The admission came in a blog post on Monday, in which the trading platform said the attack had been contained and no social security numbers, bank account numbers, or debit card numbers had been exposed.
“Late in the evening of November 3, we experienced a data security incident,” the platform blogged. “An unauthorised third party obtained access to a limited amount of personal information for a portion of our customers.”
“The unauthorised party socially engineered a customer support employee by phone and obtained access to certain customer support systems,” said the platform.
“At this time, we understand that the unauthorised party obtained a list of email addresses for approximately five million people, and full names for a different group of approximately two million people.”

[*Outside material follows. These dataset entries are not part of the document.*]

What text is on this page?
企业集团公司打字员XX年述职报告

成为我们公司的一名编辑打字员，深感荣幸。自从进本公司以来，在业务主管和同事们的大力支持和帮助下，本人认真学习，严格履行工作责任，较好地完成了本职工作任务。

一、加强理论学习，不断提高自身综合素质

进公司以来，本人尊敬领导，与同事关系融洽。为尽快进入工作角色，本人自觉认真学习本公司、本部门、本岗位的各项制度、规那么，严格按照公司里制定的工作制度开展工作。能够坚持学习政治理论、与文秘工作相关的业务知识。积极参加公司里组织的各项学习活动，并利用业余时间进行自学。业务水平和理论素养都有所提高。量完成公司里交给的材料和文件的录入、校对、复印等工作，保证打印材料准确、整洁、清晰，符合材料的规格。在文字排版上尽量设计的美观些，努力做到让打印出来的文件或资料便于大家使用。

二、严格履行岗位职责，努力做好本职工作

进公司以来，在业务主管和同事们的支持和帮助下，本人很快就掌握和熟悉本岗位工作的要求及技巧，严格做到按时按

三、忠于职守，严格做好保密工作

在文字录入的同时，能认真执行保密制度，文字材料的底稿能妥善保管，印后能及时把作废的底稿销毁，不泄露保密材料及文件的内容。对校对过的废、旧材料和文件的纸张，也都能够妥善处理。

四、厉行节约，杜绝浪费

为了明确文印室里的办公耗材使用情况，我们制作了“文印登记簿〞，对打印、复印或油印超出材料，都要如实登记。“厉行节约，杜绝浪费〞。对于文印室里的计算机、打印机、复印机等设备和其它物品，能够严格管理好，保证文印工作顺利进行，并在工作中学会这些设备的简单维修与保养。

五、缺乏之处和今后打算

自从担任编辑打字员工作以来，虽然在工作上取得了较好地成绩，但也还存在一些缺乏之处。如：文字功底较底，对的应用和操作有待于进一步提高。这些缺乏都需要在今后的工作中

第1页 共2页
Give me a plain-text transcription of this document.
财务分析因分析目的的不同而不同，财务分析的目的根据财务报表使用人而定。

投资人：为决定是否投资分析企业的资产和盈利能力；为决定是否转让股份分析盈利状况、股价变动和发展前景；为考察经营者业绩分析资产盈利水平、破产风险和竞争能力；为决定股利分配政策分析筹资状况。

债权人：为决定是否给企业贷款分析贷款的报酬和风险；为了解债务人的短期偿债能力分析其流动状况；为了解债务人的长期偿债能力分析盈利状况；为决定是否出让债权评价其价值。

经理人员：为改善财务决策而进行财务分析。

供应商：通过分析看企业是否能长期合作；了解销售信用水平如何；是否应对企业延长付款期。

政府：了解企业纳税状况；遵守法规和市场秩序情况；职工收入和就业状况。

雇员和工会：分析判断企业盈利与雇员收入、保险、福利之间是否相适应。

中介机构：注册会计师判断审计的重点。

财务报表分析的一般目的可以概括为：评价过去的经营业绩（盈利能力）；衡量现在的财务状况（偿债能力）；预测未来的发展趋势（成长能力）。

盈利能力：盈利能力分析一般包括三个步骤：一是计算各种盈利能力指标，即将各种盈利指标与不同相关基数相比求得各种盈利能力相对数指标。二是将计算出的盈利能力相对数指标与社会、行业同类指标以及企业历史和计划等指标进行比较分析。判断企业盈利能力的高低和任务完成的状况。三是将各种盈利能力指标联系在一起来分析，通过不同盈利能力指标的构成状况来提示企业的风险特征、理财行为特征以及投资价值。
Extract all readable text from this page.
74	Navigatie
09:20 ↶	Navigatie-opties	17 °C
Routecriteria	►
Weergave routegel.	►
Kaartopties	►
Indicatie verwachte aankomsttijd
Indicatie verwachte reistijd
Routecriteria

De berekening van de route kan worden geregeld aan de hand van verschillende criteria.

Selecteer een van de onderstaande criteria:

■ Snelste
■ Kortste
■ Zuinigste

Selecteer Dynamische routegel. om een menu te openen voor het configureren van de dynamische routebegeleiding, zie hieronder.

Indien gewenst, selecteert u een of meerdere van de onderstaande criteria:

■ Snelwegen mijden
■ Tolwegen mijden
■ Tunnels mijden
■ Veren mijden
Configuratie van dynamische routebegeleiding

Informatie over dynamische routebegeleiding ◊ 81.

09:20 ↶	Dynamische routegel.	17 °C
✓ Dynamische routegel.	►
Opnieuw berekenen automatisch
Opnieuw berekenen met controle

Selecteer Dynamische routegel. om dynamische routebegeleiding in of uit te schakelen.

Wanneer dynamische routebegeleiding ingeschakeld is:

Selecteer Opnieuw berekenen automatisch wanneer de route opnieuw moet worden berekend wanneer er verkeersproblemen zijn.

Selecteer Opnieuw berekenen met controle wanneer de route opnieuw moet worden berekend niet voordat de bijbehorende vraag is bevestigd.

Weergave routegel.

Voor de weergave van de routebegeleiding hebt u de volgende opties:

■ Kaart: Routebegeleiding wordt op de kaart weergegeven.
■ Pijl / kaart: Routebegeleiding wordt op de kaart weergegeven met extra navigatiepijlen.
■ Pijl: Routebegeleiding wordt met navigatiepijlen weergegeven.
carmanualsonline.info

But a small number of customers had more sensitive personal information disclosed, after 310 people had their name, date of birth, and postcode compromised.
Ten of these customers had “more extensive account details revealed. We are in the process of making appropriate disclosures to affected people.”
“After we contained the intrusion, the unauthorised party demanded an extortion payment,” blogged the platform. “We promptly informed law enforcement and are continuing to investigate the incident with the help of Mandiant, a leading outside security firm.”
“As a Safety First company, we owe it to our customers to be transparent and act with integrity,” said Robinhood Chief Security Officer Caleb Sima. “Following a diligent review, putting the entire Robinhood community on notice of this incident now is the right thing to do.”
The hackers used a similar attack vector, to the spear phishing compromise of a staffer at Twitter in July 2020.
A security expert noted the need to improve staff training to recognise these types of attacks.
“The latest cyberattack on Robinhood is a stark reminder of the critical need for organisations to adopt a layered security strategy that includes the increasingly critical aspect of defending against human error,” noted Chris Deverill, UK director at Orange Cyberdefense.
“The fact malicious actors were able to access Robinhood’s systems after tricking a support desk worker on the phone proves the importance of implementing ongoing cybersecurity training and awareness,” said Deverill.
“Teaching employees how to recognise phishing attempts and detect malicious activity will ultimately enable them to access the security resources needed to stop cybercriminals in their tracks, and carry out their own jobs safely and effectively,” said Deverill.
“More than ever before, we are operating in a cyber landscape where implementing a comprehensive security strategy is no longer an opt-in or opt-out option,” said Orange Cyberdefense’s Deverill.
“This latest data breach is a stark reminder of the critical importance of user awareness and education amongst organisations,” Deverill concluded. “By improving this, businesses can make employees their first line of defence when it comes to cybersecurity, and further protect their organisation and customers from such attacks in the future.”